Re: Large PostgreSQL servers

From
Merlin Moncure
Date:
On Fri, Mar 23, 2012 at 10:01 AM, Vick Khera <vivek@khera.org> wrote:
> On Wed, Mar 21, 2012 at 3:31 PM, Kjetil Nygård <polpot78@gmail.com> wrote:
>> We wonder if someone could give some hardware / configuration specs for
>> large PostgreSQL installations.
>> We're interested in:
>>        - Number of CPUs
>>        - Memory on the server
>>        - shared_buffers
>>        - Size of the database on disk
>
> Just yesterday I purchased this system:
>
>   Details:
>   CPU:  2 x Opteron 6212 (2.6GHz, 8-Core, G34, 16MB L3 Cache) 115W TDP, 32nm
>   RAM:  32GB (8 x 4GB) Operating at 1333MHz Max (DDR3-1333 ECC
> Registered DIMMs)
>   NIC:  Intel 82576 Dual-Port Gigabit Ethernet Controller - Integrated
>   Management:  Integrated IPMI 2.0 & KVM with Dedicated LAN
>   PCIe 2.0 x8 - 1:  LSI 9265-8i 6Gb/s SAS/SATA RAID (8-Port Int) with
> 1GB DDR3 Cache (BBU Consumes 2nd PCI Slot)
>   PCIe 2.0 x8 - 2:  No Item Selected
>   NOTE:  SAS Drives or More Than 6 SATA Drives Require Controller
> (See PCIe 2.0 Slot)
>   Hot-Swap Drive - 1:  40GB Intel 320 Series MLC (3Gb/s) 2.5" SATA SSD
>   Hot-Swap Drive - 2:  40GB Intel 320 Series MLC (3Gb/s) 2.5" SATA SSD
>   Hot-Swap Drive - 3:  160GB Intel 320 Series MLC (3Gb/s) 2.5" SATA SSD
>   Hot-Swap Drive - 4:  160GB Intel 320 Series MLC (3Gb/s) 2.5" SATA SSD
>   Hot-Swap Drive - 5:  160GB Intel 320 Series MLC (3Gb/s) 2.5" SATA SSD
>   Hot-Swap Drive - 6:  160GB Intel 320 Series MLC (3Gb/s) 2.5" SATA SSD
>   Hot-Swap Drive - 7:  160GB Intel 320 Series MLC (3Gb/s) 2.5" SATA SSD
>   Hot-Swap Drive - 8:  160GB Intel 320 Series MLC (3Gb/s) 2.5" SATA SSD
>   Optical Drive:  Low-Profile DVD-ROM Drive
>   Power Supply:  Redundant 700W Power Supply with PMBus - 80 PLUS
> Gold Certified
>   **** Additional Components ****
>   Fastpath:  LSI FastPath Software License (Requires 926x 928x controller)
>
>  drives 1+2 RAID 1 for boot + OS
>  drives 3+4 RAID 1 for db logs
>  drives 5-8 RAID 10 for data
>
> The expected maximum size of the stored data is going to be about
> 100GB, so the goal was to have the data area about 2x that limit since
> they are SSDs and work optimally with lots of room to spare.
>
> My currently largest server has 22GB RAM and I specify 5GB as shared
> buffers.  Most important in tuning is to get your random_page_cost
> right, and have enough checkpoint segments for your write load.

would love to see some performance #s from your server when it's all set up...

merlin

Re: Large PostgreSQL servers

From
Vick Khera
Date:
On Fri, Mar 23, 2012 at 11:28 AM, Merlin Moncure <mmoncure@gmail.com> wrote:
> would love to see some performance #s from your server when it's all set up...

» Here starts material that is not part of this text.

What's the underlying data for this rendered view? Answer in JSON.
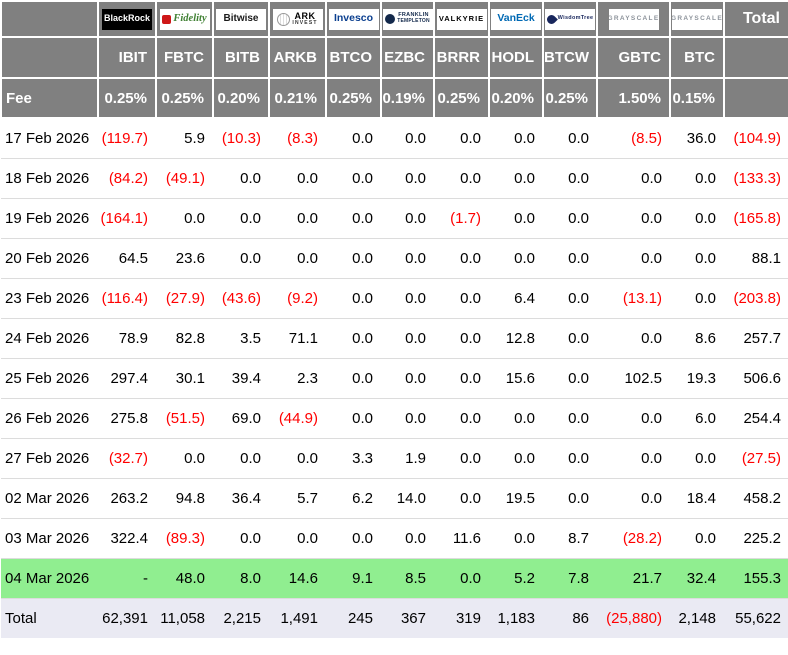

I plan on doing some.  This will also be my very first non-FreeBSD
server (it is also running a custom app we just bought, and that
requires CentOS) so this is very very new to me.

Any recommended tests to run?  I was going to try to get Greg Smith
some time on this box before it goes production to see how his tests
come out, but I haven't heard from him in a while.